The core of the package is the GEMCAT model structure that contains the model data, integrates the workflow, and calculates the results.
Different approaches can be used to calculate adjacency in the networks. We offer alternatives and a platform to create custom algorithms for the model.
Module covering the mapping of gene values onto reactions in the model via gene product rules. Providing different algorithms along with a platform to create alternatives.
Module providing ranking algorithms for the models along with a platform to include custom algorithms.
The workflow module contains example workflows. To customize the workflow to your needs simply copy the provided functions and switch out the desired steps.

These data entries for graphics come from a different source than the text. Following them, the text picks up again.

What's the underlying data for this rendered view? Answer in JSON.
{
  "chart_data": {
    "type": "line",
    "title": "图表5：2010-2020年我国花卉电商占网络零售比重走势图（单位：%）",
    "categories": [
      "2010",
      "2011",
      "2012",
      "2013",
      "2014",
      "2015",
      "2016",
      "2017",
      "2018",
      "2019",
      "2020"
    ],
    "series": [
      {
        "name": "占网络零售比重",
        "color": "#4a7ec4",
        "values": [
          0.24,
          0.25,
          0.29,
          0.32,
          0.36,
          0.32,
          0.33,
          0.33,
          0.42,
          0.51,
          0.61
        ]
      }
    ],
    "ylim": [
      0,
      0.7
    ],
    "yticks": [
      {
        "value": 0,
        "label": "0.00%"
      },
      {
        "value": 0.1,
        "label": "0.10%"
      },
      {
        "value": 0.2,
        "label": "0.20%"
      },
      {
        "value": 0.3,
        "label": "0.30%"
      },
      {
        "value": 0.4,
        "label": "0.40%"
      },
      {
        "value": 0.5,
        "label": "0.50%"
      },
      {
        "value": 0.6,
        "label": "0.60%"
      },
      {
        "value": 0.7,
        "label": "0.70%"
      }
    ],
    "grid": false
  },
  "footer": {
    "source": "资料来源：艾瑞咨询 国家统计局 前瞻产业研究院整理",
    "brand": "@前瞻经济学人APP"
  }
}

Command-line interface for GEMCAT.
Input and output functions that create GEMCAT models from different sources.
Contains common utility functions used throughout the package.
Functions to verify data integrity.
Functionality for automatic downloading, storing, and retrieving of common models.
You can run all local tests with pytest .
. Default behavior is to also run integration tests, which takes time.
You can exclude slow running tests by using pytest . -m "not slow"
.
These slow running tests are integration tests with real world data and will take 10-30s each according to your hardware.
To run tests, make sure you have git lfs installed and all the Tests are running.
Make sure to run isort
and black
to have properly formatted code.
The CI pipeline in GitHub will check with isort, black, and pytest.